As Organizações antivacinas nos EUA,  lideradas por Robert F. Kennedy Jr., Del Bigtree e Larry Cook admitiram privadamente em processos judiciais que dependem das principais mídias sociais/plataformas para  alcance de público e geração de receita. Os mesmos registros legais revelam que as plataformas não acreditam que violam as proteções de liberdade de expressão, com o Facebook e o YouTube declarando que eles são “partes privadas, não atores estatais. E de acordo com a lei estabelecida, sua moderação de conteúdo e suas decisões não estão sujeitas às restrições da Primeira Emenda” da Constituição daquele país ( CCDH, 2021, s/p)
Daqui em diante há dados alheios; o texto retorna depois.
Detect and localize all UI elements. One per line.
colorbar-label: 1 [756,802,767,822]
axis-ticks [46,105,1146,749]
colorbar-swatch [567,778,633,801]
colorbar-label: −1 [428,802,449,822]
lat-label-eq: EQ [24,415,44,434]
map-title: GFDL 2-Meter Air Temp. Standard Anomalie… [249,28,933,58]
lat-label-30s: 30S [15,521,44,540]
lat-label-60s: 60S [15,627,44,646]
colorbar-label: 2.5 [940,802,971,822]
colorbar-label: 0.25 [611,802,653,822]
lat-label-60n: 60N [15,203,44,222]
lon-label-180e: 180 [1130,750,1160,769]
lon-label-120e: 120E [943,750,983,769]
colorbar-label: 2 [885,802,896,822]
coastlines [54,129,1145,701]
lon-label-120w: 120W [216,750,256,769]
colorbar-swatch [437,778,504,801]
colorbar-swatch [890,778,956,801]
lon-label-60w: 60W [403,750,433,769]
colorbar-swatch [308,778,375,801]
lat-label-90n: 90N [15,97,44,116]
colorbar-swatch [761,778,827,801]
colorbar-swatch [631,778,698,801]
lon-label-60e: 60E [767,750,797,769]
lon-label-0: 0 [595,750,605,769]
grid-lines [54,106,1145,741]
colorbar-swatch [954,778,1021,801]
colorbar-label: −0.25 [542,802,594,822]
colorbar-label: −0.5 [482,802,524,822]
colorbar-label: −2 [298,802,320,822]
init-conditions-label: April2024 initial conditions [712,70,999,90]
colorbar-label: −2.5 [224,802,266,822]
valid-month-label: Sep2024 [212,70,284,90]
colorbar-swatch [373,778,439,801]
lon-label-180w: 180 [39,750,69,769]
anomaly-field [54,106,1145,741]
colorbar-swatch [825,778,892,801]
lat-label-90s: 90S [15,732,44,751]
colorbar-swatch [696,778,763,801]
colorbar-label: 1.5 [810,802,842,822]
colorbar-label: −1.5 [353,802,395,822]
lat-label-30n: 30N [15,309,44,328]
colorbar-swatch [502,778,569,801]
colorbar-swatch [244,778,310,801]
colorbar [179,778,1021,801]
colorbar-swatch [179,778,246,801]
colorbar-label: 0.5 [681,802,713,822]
No Brasil, o movimento antivacina tem feito estragos e levado muitas pessoas à morte neste momento de pandemia da Covid-19, visto que se alia à inúmeros movimentos e outras narrativas fraudulentas que procuram descredibilizar medidas de distanciamento social e uso contínuo de máscaras em locais públicos.

Por fim, vale pensar na complexidade do modo de vida atual, em que mergulhada em um bios virtual inconsciente, a sociedade segue refém de grandes empresas que exploram a humanidade como o grande e maior capital. Vigilância, controle, atenção e ação são movidas em prol da extração de informações comportamentais. Seguimos escravizados e inconscientes.

 

 

Referências

CCDH. Pandemic Profiteers: the business of anti-vaxx. 2021. Disponível em: < https://www.counterhate.com/ >. Acesso em 20 set 2021.

FOER, Franklin. O mundo que não pensa. Rio de Janeiro: LeYa, 2018.

O DILEMA das redes. Direção: Jeff Orlwoski. Estados Unidos: Netflix, 2020

PELA Primeira vez na história humana, a produção do conhecimento funde-se com a produção do lucro. Entrevista especial com Nick Couldry. Disponível em: <http://www.ihu.unisinos.br/607425-pela-primeira-vez-na-historia-humana-a-producao-de-conhecimento-funde-se-com-a-producao-de-lucro-entrevista-especial-com-nick-couldry >. Acesso em: 20 abr 2021.

PROCTOR, Robert. Agnotology: the making and unmaking of Ignorance. Califórnia(USA): Stanford University Press, 2008.

RANCIÈRE, Jacques. O desentendimento: política e filosofia. São Paulo: Ed. 34, 2018.

RÊGO, Ana Regina e BARBOSA, Marialva. A construção intencional da ignorância. Rio de Janeiro: Ed. Mauad, 2020.

RÊGO, Ana Regina. Vigilância, controle e atenção: a desinformação como estratégia. In: Revista Organicom-USP, ano 17, n.24, set-dez, 2020, p.82-92.

SIMON, Herbert. Rational decision making in business organization. In:American Economic Review, Pittsburgh, v. 69, p. 493-513, 1979.

ZUBOFF, Shoshana. A era do Capitalismo de vigilância: a luta por um futuro humano na nova fronteira do poder. Rio de Janeiro: Intrínseca, 2020.